Under Armour is about to release a new line of gear coated in a sheath of sturdy plastic, designed to provide support while also flexing with the shape of your movement. “Clutchfit,” as the new tech is called, isn’t aesthetics — it’s science.
Under Armour’s “Clutchfit” skin has appeared on a few higher-end professional cleats already, but it’s about to get rolled out across the company’s whole line of gear — from shoes to training pants. From far away, the skin looks like a web that’s been layered over the shoe; but, if you look closely at the web, you’ll see its individual cells have an hour-glass shape. This hinged design is one of several “auxetic” structures, as they’re called, that flex when stretched. When you apply force perpendicular to the hinge, it flattens out until it locks up as a rectangle.
In a lot of ways, the shape is perfectly suited to building performance gear.

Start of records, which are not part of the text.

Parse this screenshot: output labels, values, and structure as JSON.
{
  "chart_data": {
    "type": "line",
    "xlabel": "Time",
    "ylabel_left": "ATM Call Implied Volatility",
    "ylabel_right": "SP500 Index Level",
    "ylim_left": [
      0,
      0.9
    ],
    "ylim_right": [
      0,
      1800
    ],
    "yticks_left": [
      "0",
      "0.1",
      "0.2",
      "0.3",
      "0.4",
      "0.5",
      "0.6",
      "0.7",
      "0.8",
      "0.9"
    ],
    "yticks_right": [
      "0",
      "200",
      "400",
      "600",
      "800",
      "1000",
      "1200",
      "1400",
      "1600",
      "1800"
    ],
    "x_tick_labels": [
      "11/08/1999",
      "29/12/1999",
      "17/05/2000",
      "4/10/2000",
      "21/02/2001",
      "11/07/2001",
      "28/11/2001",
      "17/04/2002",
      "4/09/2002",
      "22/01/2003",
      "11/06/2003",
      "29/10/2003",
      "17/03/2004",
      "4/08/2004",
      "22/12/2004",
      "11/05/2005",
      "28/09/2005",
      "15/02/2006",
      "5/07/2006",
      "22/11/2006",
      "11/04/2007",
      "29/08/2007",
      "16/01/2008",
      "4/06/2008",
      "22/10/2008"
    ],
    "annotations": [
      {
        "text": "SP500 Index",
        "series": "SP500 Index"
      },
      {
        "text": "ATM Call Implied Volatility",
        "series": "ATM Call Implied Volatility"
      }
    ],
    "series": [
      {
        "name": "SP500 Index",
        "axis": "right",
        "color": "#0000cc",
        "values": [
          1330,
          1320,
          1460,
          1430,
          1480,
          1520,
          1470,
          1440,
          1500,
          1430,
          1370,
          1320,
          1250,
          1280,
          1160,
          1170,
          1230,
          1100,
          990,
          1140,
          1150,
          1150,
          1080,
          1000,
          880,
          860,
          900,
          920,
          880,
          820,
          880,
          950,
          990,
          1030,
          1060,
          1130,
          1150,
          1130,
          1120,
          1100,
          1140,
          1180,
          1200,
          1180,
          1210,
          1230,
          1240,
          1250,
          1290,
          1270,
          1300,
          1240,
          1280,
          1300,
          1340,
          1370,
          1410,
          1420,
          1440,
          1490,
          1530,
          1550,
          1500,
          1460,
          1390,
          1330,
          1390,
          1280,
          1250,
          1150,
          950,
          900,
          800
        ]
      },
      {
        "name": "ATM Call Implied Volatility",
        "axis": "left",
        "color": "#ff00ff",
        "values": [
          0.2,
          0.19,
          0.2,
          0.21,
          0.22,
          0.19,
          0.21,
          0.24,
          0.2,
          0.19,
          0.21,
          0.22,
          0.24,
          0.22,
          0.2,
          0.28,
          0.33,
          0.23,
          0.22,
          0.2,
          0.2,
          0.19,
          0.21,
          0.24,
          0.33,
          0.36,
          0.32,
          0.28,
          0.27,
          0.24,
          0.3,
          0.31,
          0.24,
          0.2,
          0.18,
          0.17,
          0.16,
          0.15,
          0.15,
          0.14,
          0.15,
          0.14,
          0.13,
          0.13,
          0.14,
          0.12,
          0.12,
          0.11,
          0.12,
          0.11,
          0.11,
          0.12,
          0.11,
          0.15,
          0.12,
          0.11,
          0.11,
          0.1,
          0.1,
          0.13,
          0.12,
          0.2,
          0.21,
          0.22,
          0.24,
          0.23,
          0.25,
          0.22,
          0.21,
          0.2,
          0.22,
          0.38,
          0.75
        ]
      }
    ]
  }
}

On the shoes, the size of the auxetic units varies across the surface and follows the directional forces that a running athlete would exert on the shoe. The goal is to build a structure that provides additional support while flexing just far enough in areas where you need some give. In part, this is a deliberate reaction to the compression trend that Under Armour helped start — the idea that athletic gear should be insanely tight. Here, Under Armour’s not totally going in the other direction, but it’s building a little flex into the design strategy.
Though the new design is apparently based on science and seems pretty smart, we’ll have to wait and see how the gear performs before we know for sure if it’s marketing or the real thing.